Les investissements moindres dans le secteur pétrolier signifient aussi une baisse des impôts recueillis par les provinces et le fédéral.

«Cette nouvelle réalité présente un défi considérable, quoique pas totalement inédit. Il s'agit du troisième plus important déclin des prix dans les quatre dernières décennies, surpassé seulement par l'effondrement de l'OPEP en 1988 et par le déclin marqué et la reprise rapide durant la Grande Récession», a exposé le ministre.

M. Oliver a adopté un ton positif, malgré l'absence de consensus à savoir quand et à quel niveau le pétrole atteindra finalement un plancher.

«Toute personne bien renseignée à qui j'ai parlé estime, et c'est ce que l'histoire nous dit, que les prix monteront éventuellement bien au-delà des niveaux actuels. La solution aux bas prix réside dans les bas prix. Ils réduisent la production des joueurs avec des coûts élevés et ainsi restreignent l'approvisionnement. Et ils stimulent la croissance économique et ainsi propulsent éventuellement la demande mondiale», a dit le ministre.

Un ancien haut responsable du ministère des Finances a dit ne pas blâmer M. Oliver de vouloir gagner le plus de temps possible pour évaluer l'impact du pétrole en recul sur les finances publiques.

«Si j'étais encore en poste, je souhaiterais le plus de temps possible, en espérant que la situation économique se stabiliserait quelque peu, a fait valoir Peter DeVries, qui a aidé à constituer environ 20 budgets entre 1985 et 2005. En ce moment, l'environnement est très volatil.»
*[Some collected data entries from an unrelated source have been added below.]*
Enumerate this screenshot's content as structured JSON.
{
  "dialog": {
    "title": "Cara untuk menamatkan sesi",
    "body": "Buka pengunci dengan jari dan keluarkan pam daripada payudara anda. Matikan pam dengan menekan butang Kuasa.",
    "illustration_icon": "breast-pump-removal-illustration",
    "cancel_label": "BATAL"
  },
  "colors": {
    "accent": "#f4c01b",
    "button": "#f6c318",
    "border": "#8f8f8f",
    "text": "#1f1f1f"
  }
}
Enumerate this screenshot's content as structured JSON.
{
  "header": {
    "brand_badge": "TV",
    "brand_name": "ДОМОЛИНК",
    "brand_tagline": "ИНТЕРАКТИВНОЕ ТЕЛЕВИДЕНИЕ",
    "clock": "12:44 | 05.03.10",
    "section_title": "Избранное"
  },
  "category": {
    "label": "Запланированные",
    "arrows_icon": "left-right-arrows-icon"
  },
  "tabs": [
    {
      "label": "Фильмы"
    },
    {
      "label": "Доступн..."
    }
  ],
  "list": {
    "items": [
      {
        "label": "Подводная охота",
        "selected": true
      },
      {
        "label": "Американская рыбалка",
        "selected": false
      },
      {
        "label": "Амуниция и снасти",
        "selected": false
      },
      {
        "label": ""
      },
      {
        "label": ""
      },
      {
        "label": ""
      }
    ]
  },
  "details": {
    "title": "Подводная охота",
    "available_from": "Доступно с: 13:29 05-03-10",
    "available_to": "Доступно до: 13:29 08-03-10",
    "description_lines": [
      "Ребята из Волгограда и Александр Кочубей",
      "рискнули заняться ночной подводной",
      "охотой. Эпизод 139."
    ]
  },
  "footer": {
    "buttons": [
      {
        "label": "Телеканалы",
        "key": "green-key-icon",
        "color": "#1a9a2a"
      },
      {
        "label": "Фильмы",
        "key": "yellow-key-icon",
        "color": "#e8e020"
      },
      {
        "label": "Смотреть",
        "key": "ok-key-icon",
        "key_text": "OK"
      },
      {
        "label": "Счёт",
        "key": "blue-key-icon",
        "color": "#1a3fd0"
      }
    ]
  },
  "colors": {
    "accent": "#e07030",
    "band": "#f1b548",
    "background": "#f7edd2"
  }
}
Sur le plan politique, M. DeVries affirme que M. Oliver risquerait d'être critiqué de toutes parts s'il présentait, par exemple, un budget fondé sur une projection d'un prix moyen du pétrole à 70 $ US le baril, alors que le brut est dans les environs de 45 $ US le baril.

«Le budget pourrait être attaqué sérieusement et manquer totalement de crédibilité», a-t-il fait valoir.

Jeudi, le porte-parole néo-démocrate en matière de finances, Nathan Cullen, a estimé qu'il devenait évident que le plan des conservateurs pour l'économie canadienne avait «échoué» et qu'ils «appuyaient sur le bouton "panique"» en croyant que la situation «serait considérablement différente dans trois mois».

Le porte-parole libéral en matière de finances, Scott Brison, a accusé le gouvernement de «pelleter le problème» en avant. «C'est durant ces temps d'incertitude que nous avons besoin d'un gouvernement qui offre véritablement un plan, alors que nous allons plutôt entrer dans la prochaine année financière sans plan», a déclaré M. Brison.